MEDYANIN TEK SORUNU BASKI DEĞİL
 

Evet, bugün Türkiye'de siyasi baskı nedeniyle işsiz bırakılmış, köşesi kapatılmış, programı kaldırılmış onlarca gazeteci var. Ancak bir demokrasi sorunu haline gelmiş Türkiye medyasını sadece siyasi baskıya mercek tutarak anlayamayız.

Ana akım medyanın haberciliği öteleyen sermaye yapısı, medya sahibi grupların diğer çıkarları nedeniyle gazeteciliği örseliyor, siyasi baskının menziline çok daha kolay sokuyor. Ve medya elitleri bile yeri geldiğinde siyasi baskıyı kullanmak isteyebiliyor!

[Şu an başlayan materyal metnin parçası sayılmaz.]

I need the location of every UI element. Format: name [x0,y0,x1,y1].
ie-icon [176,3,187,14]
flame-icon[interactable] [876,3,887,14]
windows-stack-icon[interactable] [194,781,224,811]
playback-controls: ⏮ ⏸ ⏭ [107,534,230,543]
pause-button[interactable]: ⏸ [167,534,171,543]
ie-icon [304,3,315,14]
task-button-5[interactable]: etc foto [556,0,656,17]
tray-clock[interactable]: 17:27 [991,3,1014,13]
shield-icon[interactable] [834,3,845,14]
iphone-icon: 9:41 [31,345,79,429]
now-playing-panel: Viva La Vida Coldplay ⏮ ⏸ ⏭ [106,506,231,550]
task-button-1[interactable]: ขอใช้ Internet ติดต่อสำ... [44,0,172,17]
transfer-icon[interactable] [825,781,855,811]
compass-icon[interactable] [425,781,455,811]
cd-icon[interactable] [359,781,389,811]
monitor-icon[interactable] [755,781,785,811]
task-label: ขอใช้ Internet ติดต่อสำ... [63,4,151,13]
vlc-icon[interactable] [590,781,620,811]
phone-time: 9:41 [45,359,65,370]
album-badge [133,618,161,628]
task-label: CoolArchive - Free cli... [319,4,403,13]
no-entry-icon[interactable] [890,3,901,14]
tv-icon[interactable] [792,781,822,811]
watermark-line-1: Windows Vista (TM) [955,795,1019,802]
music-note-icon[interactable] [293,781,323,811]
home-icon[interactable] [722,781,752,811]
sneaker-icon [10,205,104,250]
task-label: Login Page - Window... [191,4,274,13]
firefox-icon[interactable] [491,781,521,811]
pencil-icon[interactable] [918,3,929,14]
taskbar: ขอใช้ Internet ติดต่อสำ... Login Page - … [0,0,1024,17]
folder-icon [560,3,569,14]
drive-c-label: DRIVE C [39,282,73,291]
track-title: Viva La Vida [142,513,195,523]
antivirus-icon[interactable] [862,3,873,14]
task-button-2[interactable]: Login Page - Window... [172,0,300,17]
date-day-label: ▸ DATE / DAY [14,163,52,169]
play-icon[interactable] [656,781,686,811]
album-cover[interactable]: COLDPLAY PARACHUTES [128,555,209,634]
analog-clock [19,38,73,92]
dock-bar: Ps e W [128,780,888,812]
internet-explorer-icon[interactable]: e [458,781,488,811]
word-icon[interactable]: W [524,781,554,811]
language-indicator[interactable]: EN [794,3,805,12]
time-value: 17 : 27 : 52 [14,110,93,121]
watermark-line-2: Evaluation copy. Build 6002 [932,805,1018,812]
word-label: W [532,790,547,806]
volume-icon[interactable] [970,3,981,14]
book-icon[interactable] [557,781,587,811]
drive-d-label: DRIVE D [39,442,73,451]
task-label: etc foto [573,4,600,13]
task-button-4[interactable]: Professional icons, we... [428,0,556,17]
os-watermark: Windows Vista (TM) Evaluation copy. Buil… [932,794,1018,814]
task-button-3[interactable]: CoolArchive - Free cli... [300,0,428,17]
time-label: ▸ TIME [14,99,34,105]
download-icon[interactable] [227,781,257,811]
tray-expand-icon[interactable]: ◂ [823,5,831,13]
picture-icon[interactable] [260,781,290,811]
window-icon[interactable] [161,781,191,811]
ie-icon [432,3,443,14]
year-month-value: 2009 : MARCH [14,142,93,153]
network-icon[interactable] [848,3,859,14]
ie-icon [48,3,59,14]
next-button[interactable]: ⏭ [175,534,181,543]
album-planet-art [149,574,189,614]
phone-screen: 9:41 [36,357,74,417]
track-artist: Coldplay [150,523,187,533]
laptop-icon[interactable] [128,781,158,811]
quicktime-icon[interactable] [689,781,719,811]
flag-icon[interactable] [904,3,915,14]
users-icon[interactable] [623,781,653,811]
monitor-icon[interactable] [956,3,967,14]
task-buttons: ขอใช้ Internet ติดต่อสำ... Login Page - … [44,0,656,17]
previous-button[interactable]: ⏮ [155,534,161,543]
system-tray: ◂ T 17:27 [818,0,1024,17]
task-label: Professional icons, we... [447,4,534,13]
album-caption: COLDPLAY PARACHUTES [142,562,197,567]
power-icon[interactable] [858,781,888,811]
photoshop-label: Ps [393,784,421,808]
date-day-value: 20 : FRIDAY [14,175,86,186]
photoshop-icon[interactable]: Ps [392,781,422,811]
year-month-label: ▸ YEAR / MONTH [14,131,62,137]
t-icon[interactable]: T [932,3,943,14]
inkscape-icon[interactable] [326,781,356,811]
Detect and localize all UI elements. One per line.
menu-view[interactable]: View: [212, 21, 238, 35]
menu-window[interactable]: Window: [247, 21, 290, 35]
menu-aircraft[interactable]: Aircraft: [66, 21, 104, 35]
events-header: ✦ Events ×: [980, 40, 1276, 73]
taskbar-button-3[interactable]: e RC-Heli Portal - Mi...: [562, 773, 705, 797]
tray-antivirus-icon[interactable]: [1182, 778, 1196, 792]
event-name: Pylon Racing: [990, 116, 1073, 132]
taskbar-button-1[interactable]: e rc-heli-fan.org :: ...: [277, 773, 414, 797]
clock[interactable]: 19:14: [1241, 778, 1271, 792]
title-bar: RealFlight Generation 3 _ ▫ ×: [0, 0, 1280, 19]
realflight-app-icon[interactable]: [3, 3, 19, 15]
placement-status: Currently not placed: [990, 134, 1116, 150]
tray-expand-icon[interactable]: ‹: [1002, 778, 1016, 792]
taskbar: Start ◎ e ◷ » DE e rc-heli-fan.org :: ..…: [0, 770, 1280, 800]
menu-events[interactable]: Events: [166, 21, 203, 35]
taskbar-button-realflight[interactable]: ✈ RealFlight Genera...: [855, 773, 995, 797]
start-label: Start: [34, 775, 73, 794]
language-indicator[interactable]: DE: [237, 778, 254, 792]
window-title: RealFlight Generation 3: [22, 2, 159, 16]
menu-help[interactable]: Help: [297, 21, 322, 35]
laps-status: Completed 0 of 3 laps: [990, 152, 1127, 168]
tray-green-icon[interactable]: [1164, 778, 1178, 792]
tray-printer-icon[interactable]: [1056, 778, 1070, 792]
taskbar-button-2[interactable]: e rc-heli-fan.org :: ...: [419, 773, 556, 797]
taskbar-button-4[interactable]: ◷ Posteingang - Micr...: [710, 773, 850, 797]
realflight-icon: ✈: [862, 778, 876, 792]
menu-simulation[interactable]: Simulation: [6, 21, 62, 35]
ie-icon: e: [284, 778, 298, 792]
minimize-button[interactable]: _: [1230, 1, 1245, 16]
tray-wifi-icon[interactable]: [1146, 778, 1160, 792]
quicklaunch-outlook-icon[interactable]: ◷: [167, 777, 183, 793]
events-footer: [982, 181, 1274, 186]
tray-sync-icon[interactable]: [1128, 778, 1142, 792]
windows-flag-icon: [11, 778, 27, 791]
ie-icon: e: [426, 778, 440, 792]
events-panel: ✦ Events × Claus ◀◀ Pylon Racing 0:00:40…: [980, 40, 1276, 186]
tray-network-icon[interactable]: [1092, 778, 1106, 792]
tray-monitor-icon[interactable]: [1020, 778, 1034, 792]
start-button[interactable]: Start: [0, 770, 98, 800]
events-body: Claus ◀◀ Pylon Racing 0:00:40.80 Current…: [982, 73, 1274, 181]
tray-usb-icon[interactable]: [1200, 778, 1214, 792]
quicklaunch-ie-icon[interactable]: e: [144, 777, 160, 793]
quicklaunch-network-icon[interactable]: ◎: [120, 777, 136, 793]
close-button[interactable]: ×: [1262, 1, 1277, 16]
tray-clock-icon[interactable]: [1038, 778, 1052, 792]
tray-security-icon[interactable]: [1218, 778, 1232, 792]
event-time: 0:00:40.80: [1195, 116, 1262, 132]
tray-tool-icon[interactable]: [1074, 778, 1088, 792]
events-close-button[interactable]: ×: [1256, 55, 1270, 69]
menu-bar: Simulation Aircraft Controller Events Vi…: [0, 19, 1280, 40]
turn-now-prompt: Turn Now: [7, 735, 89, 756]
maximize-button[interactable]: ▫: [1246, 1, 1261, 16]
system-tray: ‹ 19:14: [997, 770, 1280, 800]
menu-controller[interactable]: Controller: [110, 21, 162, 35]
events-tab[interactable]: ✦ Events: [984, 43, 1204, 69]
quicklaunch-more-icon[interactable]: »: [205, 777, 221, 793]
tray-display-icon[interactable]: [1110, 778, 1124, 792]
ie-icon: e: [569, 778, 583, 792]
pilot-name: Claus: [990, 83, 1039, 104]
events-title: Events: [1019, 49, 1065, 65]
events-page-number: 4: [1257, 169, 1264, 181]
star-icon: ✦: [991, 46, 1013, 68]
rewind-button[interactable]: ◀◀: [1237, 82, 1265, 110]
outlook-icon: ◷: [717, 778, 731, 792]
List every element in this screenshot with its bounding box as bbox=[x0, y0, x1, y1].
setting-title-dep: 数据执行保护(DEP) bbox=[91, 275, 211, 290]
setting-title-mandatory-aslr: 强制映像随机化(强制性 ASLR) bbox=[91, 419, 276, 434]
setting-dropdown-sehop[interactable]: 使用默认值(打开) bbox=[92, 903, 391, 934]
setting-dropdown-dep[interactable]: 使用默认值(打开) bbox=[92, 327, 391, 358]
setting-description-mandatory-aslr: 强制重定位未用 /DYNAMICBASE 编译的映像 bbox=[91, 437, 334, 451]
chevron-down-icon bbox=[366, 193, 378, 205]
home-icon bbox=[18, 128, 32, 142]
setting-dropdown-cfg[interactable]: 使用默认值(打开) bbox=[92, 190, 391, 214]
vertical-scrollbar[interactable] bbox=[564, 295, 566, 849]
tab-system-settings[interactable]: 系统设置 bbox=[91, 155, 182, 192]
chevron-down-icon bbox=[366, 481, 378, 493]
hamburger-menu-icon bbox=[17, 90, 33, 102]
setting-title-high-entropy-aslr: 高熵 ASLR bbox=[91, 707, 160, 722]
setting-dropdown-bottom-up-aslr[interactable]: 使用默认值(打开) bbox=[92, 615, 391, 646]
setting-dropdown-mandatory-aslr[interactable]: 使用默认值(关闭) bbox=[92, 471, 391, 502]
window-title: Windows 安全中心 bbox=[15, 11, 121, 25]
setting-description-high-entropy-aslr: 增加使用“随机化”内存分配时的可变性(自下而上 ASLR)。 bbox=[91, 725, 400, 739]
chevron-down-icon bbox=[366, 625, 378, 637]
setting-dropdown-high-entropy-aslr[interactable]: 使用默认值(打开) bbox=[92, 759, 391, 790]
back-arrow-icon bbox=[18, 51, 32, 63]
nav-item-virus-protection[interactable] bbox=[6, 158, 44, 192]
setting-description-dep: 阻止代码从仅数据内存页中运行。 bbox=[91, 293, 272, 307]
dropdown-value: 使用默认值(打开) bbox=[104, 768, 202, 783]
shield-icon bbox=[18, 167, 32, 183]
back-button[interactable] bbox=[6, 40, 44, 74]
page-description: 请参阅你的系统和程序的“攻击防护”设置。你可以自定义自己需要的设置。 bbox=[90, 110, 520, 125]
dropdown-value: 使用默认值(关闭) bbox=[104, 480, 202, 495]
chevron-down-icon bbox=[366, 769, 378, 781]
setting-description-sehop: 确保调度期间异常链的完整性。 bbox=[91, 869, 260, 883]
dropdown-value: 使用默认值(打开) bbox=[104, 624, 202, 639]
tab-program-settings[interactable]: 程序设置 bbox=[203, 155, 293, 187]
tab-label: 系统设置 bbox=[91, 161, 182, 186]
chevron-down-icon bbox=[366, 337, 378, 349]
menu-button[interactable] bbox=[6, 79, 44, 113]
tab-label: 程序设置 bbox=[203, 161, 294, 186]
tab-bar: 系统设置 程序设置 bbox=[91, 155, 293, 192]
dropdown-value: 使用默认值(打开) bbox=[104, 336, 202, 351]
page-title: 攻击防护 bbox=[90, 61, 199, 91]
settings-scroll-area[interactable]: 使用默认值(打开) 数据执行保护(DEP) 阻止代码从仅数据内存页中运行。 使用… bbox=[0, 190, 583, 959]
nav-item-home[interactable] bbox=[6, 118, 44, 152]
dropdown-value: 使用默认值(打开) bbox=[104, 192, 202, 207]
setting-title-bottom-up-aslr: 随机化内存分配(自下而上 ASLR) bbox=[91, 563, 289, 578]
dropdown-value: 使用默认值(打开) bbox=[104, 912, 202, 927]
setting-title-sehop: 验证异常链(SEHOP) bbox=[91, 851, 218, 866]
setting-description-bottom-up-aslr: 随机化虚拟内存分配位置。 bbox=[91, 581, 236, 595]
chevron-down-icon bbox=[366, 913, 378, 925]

Diğer yandan baskı mekanizmasının iktidarların zayıf olduğu dönemlerde tersine işlediğini, medyaya girmiş sermaye gruplarının siyaset üzerinde nasıl baskı kurduklarını da biliyoruz.

Nerede olursa olsun “gazeteci” olarak kalmayı başaran meslektaşları tenzih edelim. Ancak grup medyalarında, siyasi baskıdan sermaye yapısına ve medya elitlerine kadar uzanan bütün ihtimaller gazeteciliğin doğasına aykırı sonuçlar üretiyor.